Do sądu w Lwówku Śląskim trafił wniosek o zastosowanie środka zapobiegawczego wobec 29-letniego mieszkańca powiatu lubańskiego podejrzanego o popełnienie szeregu przestępstw. Jest on odpowiedzialny między innymi o kradzież z włamaniem i podpalenie budynku mieszkalnego. Sąd po analizie zebranych w sprawie materiałów przychylił się do wniosku decydując o tymczasowym aresztowaniu na trzy miesiące.
Okazało się, że mężczyzna w nocy w miejscowości Giebułtów (gmina Mirsk w powiecie lwóweckim) włamał się do budynku mieszkalnego skąd ukradł przydatne mu wyposażenie w postaci sprzętu RTV i AGD, a nawet broń pnaumatyczną. Aby zatrzeć pozostawione przez siebie ślady na miejscu włamania postanowił podpalić budynek.

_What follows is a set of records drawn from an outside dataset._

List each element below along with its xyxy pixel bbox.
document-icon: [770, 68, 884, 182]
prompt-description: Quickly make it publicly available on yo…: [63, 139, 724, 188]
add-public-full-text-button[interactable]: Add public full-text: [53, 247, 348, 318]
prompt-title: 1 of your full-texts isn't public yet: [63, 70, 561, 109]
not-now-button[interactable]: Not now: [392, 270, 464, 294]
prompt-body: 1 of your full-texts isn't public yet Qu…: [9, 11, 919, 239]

Nieruchomość spłonęła doszczętnie, a wraz z nią wszystko to co znajdowało się w środku. Właściciele obiektu wycenili straty na kwotę sięgającą 300 tysięcy złotych.
Policjanci odnaleźli część skradzionego mienia w lombardzie. W czasie zatrzymania 29-latek znieważył policjantów oraz naruszył ich nietykalność cielesną, czym popełnił kolejne przestępstwo dopisana do listy zarzutów, jakie usłyszał. Mężczyzna trafił do policyjnego aresztu a akta sprawy do sądu, gdzie zapadła decyzja o areszcie tymczasowym. Za czyny, których się dopuścił grozić mu może kara nawet do 10 lat pozbawienia wolności.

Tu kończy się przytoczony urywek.